Появились новые офицеры. Они пришли преподать нам урок артиллерийского дела. За их спинами с мушкетом наизготовку держался матрос. Я думал о том, как бы вновь заявить о своем дипломатическом статусе. Слушал я невнимательно, а если мысли и переключались на предмет урока, то для того, чтобы оценить, можно ли изловчиться и пальнуть из пушки вертикально вверх и получится ли из такого выстрела какая-нибудь выгода?
— Господа офицеры, проводите меня к начальству! — громко потребовал я по окончании занятия. — Я российский дипломат и попал сюда по недоразумению.
В ответ они объявили, что лишают меня очередной трапезы за нерадивое отношение к учебе.
— Не больно-то и хотелось, — буркнул я.
Желудок мой уже подвывал, но при напоминании об отвратительной похлебке голод отступил.
Матрос собрал фонари и ушел вместе с офицерами. Мы маялись в полумраке, сгустившемся пуще прежнего. Я хотел познакомиться поближе с беззубым товарищем по несчастью, но тот завел беседу с другим соседом.

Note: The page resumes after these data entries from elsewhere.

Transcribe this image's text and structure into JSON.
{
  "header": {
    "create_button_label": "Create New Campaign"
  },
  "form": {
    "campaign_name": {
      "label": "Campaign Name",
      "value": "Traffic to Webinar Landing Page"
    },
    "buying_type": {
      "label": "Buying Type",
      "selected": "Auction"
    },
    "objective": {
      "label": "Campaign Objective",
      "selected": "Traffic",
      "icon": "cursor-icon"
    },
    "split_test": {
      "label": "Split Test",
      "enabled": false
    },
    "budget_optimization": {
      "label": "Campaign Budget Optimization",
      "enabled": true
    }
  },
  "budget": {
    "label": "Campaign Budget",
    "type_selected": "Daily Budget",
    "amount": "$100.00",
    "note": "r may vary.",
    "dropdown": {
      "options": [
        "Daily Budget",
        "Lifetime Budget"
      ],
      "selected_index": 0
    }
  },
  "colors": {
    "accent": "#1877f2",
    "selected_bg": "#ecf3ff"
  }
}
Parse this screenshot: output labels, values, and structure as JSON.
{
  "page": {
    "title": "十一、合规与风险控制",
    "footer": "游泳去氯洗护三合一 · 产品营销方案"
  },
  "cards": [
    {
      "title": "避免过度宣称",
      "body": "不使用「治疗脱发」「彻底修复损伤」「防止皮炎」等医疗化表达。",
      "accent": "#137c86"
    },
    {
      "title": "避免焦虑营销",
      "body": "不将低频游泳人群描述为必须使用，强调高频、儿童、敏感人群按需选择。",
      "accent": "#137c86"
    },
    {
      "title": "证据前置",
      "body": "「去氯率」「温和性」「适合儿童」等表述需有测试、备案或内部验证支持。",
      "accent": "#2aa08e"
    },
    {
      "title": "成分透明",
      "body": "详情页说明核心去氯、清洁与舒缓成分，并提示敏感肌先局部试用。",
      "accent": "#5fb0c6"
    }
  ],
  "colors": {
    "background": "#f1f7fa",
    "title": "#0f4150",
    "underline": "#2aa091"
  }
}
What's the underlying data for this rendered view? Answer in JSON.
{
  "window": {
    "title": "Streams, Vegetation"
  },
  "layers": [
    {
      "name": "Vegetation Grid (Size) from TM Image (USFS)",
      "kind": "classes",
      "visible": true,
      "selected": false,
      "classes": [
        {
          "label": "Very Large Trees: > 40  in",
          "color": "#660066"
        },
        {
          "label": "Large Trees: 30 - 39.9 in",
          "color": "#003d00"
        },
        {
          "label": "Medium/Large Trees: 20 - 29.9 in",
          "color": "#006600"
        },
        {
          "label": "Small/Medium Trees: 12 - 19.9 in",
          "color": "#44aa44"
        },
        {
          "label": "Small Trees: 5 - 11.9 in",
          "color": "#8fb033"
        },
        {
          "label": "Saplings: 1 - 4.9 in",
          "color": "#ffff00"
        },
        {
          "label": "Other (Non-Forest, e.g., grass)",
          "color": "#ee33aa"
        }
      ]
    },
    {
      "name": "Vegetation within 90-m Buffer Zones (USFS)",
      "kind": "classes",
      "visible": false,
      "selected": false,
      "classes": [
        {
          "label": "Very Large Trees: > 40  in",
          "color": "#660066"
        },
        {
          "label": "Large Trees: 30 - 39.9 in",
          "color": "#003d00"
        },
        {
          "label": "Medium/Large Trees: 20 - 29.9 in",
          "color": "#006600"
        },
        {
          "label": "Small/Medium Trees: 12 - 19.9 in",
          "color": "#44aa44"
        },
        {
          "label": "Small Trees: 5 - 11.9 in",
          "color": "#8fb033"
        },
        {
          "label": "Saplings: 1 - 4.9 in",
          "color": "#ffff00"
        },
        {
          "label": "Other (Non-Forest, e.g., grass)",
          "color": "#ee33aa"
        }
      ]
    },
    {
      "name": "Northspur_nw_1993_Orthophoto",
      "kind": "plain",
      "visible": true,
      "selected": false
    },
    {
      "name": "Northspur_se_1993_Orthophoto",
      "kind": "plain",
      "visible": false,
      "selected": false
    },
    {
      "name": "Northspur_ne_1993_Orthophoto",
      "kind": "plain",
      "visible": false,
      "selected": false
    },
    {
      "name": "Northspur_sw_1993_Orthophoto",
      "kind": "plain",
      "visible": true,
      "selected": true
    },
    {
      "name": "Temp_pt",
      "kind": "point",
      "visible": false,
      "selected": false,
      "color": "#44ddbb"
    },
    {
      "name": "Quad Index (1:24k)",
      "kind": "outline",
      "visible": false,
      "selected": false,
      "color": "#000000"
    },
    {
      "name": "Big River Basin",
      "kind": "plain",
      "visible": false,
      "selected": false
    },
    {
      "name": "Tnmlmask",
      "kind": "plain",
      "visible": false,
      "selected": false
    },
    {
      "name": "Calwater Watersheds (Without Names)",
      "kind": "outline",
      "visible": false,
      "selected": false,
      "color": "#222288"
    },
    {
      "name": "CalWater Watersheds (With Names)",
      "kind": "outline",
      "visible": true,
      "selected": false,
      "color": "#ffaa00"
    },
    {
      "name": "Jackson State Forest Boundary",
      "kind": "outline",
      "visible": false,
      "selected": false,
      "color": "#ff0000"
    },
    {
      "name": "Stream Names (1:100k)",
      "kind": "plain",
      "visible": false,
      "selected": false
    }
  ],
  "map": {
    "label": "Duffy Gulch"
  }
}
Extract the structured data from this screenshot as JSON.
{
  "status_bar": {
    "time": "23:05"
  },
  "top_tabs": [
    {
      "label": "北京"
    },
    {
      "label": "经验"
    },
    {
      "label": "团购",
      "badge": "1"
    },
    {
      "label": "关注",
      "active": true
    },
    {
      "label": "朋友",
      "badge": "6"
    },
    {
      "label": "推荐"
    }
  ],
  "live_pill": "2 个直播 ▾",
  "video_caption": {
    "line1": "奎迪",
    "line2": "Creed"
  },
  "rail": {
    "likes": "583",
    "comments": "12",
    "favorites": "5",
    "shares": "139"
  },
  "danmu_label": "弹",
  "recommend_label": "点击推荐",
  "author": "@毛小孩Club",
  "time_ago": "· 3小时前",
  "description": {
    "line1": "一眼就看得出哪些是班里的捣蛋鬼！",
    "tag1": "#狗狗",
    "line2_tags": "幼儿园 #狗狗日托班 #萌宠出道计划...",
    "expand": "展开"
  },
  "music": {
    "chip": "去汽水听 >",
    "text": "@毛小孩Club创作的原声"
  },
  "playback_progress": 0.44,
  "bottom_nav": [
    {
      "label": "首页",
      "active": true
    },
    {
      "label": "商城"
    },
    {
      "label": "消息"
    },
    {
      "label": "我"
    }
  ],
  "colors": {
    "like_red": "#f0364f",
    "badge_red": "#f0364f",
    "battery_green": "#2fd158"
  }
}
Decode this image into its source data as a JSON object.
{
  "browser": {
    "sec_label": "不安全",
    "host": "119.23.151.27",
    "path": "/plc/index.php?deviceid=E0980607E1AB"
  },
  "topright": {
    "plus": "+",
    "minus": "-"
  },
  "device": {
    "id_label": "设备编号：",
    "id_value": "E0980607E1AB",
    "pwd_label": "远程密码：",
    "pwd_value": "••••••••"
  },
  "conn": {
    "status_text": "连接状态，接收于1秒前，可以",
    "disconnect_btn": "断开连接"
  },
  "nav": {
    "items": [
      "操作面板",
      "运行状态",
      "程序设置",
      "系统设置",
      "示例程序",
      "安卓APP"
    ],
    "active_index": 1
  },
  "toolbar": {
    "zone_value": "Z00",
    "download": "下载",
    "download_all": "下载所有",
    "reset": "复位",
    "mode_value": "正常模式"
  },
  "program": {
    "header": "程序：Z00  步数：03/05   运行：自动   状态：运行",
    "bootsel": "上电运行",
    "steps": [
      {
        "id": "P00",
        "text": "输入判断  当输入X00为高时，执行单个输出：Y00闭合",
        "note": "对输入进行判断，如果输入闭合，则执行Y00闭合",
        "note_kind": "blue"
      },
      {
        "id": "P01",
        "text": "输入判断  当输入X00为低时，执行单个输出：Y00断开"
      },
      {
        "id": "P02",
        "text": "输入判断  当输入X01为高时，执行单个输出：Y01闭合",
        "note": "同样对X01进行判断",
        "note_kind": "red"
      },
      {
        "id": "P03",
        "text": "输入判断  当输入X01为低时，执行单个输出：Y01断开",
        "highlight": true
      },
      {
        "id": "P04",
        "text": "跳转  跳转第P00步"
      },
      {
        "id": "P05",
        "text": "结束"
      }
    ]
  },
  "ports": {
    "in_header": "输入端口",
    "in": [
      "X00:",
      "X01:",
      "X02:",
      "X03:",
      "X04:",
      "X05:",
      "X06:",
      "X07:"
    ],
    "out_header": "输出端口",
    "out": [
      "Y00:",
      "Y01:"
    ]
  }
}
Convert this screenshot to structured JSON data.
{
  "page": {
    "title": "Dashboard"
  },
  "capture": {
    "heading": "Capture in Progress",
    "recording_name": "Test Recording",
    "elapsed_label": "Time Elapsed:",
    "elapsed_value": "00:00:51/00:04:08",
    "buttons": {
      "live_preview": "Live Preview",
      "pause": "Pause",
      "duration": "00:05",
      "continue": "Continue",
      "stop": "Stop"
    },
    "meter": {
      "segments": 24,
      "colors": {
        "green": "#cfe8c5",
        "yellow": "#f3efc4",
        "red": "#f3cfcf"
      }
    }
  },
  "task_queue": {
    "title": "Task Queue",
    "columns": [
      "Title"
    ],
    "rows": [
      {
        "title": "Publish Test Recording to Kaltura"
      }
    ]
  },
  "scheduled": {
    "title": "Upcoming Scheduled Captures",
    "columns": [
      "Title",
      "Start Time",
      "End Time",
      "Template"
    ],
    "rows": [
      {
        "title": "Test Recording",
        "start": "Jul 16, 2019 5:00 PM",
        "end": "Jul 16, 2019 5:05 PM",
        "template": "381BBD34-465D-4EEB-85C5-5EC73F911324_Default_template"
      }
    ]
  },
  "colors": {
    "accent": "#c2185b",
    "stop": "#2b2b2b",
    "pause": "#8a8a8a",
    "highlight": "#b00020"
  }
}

Отдыхали мы недолго. Вновь появились офицеры в сопровождении большой группы вооруженных мушкетами солдат в красных мундирах. Сверху донеслась команда. Один из офицеров прокричал:
— Ну, вы, лежебоки! Поднять якорь!
— Мистер, — обратился я к ближайшему офицеру, — я российский дипломат, попал сюда по нелепой случайности. Проводите меня к начальству!
— Какая уж тут случайность, если мы против России идем? — ухмыльнулся англичанин.
Он подал знак солдату в красном мундире, тот замахнулся прикладом мушкета, и я вместе с другими бросился к кабестану. Мы навалились на рычаги, барабан заворочался, наматывая на бока якорный канат.
— Yo-heave-ho! Yo-heave-ho! — кричали офицеры.
После четвертого круга едкий пот катился по моему лицу, кровавые мозоли обжигали ладони. Я удивлялся тому, что у меня нашлись силы на эту работу. Несколько часов назад я валился с ног от усталости после поездки по Ярмуту.
— Что, мистер Дипломат, это тебе не жену на перине разминать! — крикнул мне в ухо случайный сосед.
— Да уж, кажется, я погорячился, вступив во флот! — отозвался я. — При первой же возможности исправлю ошибку!
— Забудь! Теперь твою жену без тебя разомнут!